***/**** Image C Sound A Extras B+
starring Adrien Brody, Daniel Caltagirone, Thomas Kretschmann, Frank Finlay
screenplay by Ronald Harwood, based on the book by Wladyslaw Szpilman
directed by Roman Polanski
by Walter Chaw It comes as little surprise that when the Nazis begin to build a wall around the Warsaw ghetto is also when Roman Polanski's Holocaust drama The Pianist becomes distinctive, as the director is at his best bound by the endlessly symbolic edifices and crannies of architecture. The story of Polish pianist Wladyslaw Szpilman (Adrien Brody) and his survival under the auspices of the Polish underground, serendipity, and fear is almost anti-heroic, its central figure passive like the most memorable of Polanski's heroes (Rosemary, Carol Ledoux, Trelkovsky, even Jake Gittes after a fashion), and its indignities more intimate than the grand tapestry of the Holocaust generally allows.

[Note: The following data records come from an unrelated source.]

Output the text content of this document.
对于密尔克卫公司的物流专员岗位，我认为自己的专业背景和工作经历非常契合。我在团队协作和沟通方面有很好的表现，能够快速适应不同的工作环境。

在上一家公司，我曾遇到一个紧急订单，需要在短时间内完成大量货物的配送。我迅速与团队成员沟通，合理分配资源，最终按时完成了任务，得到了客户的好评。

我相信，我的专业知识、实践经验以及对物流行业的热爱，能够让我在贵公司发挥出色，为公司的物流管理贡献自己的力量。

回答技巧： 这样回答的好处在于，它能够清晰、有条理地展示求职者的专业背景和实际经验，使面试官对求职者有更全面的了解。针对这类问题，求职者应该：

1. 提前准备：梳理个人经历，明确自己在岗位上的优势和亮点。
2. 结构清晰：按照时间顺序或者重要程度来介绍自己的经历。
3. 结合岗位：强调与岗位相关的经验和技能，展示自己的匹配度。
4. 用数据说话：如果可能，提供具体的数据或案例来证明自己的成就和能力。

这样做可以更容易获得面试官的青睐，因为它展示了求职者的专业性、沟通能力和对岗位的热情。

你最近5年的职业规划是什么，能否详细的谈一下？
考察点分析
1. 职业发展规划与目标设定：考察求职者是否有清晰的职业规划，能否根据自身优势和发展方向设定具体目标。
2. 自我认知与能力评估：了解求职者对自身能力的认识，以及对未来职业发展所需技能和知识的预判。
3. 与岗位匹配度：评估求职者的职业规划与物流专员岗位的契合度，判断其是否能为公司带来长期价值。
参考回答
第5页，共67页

The loss of Szpilman's entire family to The Final Solution is less wrenching than the line that precedes it as Szpilman says to his sister, "I wish I knew you better," and less difficult again as the musician's inability to play a piano he's imprisoned with in a tenement flat while in hiding. Far from insensitive, The Pianist is actually intensely humanist, focused as it is on the little indignities that bring a man from his comfortable environment to the furtive edge of capricious extinction.